While Stair Systems produces goods in a range of qualities, American-made plywood and dovetail drawer boxes are company production standards, from low-end to high-end.

“All drawer boxes are now dovetails because it’s so easy to do with CABINET VISION. I can make dovetail drawer boxes that are up to four feet by eight feet,” Jones says. “CABINET VISION is so good you can easily take it to the low level or to the highest level, and it allows you to be very specialized. The software is like an open set of doors and, if you walk through those doors, you can do anything.”

CABINET VISION enables Jones to save his projects and completely reuse them, or reuse elements of existing projects without having to redraw them. The solution includes a library that is helpful for both automating and standardizing certain job elements, as well as for eliminating repetitive tasks. “The project is always in the system, which makes it easier to make changes and allows you to reduce costs.”

Likewise, CABINET VISION’s parametric capabilities enable Jones to pull designs from his library, apply them to new jobs, and easily adjust them for size. Parametric functions are especially useful for jobs that are similar or identical in every aspect except for size. “I can make a dovetail drawer in any size because it’s parametric and, because CABINET VISION is controlling every portion of the part, the final cut is perfectly square. I can’t create that with a table saw. When I put the drawer in a cabinet, it’s perfectly flush — and I never see that.”

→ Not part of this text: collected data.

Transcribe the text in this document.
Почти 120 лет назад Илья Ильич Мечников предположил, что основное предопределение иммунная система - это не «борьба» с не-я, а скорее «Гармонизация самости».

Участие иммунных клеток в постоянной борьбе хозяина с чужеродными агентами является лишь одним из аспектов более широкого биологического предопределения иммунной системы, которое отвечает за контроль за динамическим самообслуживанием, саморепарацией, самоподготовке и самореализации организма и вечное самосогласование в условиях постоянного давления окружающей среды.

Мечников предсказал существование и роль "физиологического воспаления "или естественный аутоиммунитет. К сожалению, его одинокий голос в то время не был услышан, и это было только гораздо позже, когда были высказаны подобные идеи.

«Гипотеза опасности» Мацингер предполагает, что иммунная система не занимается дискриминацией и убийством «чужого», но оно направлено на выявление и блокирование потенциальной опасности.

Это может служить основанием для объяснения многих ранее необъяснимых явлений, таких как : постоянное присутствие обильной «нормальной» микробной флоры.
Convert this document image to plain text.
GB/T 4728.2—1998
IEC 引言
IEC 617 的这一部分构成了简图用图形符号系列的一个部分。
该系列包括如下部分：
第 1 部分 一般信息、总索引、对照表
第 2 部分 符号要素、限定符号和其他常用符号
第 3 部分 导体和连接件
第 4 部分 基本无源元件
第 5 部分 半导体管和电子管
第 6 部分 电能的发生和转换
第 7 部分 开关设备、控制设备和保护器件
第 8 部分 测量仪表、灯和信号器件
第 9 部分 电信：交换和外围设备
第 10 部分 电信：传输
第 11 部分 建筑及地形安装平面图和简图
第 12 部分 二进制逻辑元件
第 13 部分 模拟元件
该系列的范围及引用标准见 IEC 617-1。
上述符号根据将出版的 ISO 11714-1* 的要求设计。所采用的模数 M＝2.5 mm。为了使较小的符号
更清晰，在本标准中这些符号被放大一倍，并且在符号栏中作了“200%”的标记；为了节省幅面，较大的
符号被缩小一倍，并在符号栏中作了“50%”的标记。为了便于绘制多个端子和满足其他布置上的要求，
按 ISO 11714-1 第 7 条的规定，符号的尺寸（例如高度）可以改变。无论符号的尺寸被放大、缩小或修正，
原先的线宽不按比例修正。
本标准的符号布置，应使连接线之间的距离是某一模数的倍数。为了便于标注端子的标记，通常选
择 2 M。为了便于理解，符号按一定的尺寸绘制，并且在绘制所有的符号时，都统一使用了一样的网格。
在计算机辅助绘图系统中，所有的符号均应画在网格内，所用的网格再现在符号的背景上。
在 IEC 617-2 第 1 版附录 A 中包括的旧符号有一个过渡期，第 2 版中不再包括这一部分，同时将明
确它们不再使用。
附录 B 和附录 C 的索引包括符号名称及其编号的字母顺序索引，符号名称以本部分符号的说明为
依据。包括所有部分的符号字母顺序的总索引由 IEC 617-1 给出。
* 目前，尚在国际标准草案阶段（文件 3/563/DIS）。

Jones uses CABINET VISION’s nesting engine to maximize material yield, and has created a material schedule to easily manage his offerings.  He also uses the system’s “grain-match” function, which ensures that parts are cut, such as stacked cabinet doors, with coordinating grain. Next on Jones’s list is to start using CABINET VISION for his bids.

“I really want to start using the bid feature to take the emotion out of quoting,” he says. “A lot of times we bid emotionally, when we think we really need a job, but this will let me know exactly what it will cost to do the job.”

Jones doesn’t know how much time he’s saved by implementing CNC machinery and software because he’s also implemented new standards. “I don’t know how long all of this would take me without the CABINET VISION because I couldn’t repeat this without it,” he says. “There is just absolutely no comparison.”

With his fears alleviated and nearly a year of experience in CNC production under his belt, Jones has the confidence to further increase output.

“Now we’re going to take the machinery and software and double what we did this first year,” Jones says. “I used the resources made available to me through Vero Software to learn a new way. I relied on their people and services to navigate my way through uncharted waters.

“One of the biggest fears a cabinet maker has is starting over with a completely new process. We all know how to make cabinets, but to let go and trust the process sometimes feels like I’m being untrue to my craft or leaving something that works well. Today I can tell you that the decision to switch has been the decision that is true to my craft.”


About the Company

Name: Stair Systems

Business: Low to high-end custom cabinetry, interior trim, custom millwork, stairs and  light furniture

Web: stairsystems.org


Benefits Achieved

  • Ability to make dovetail drawer boxes a company standard
  • Greater ability to communicate project details to customers and staff
  • Increased overall efficiency and ability to handle larger volumes of work

Comments

“I realize that there is so much that I can do with the machine and the software, and that two or three guys can make as much as 10 guys with CNC.”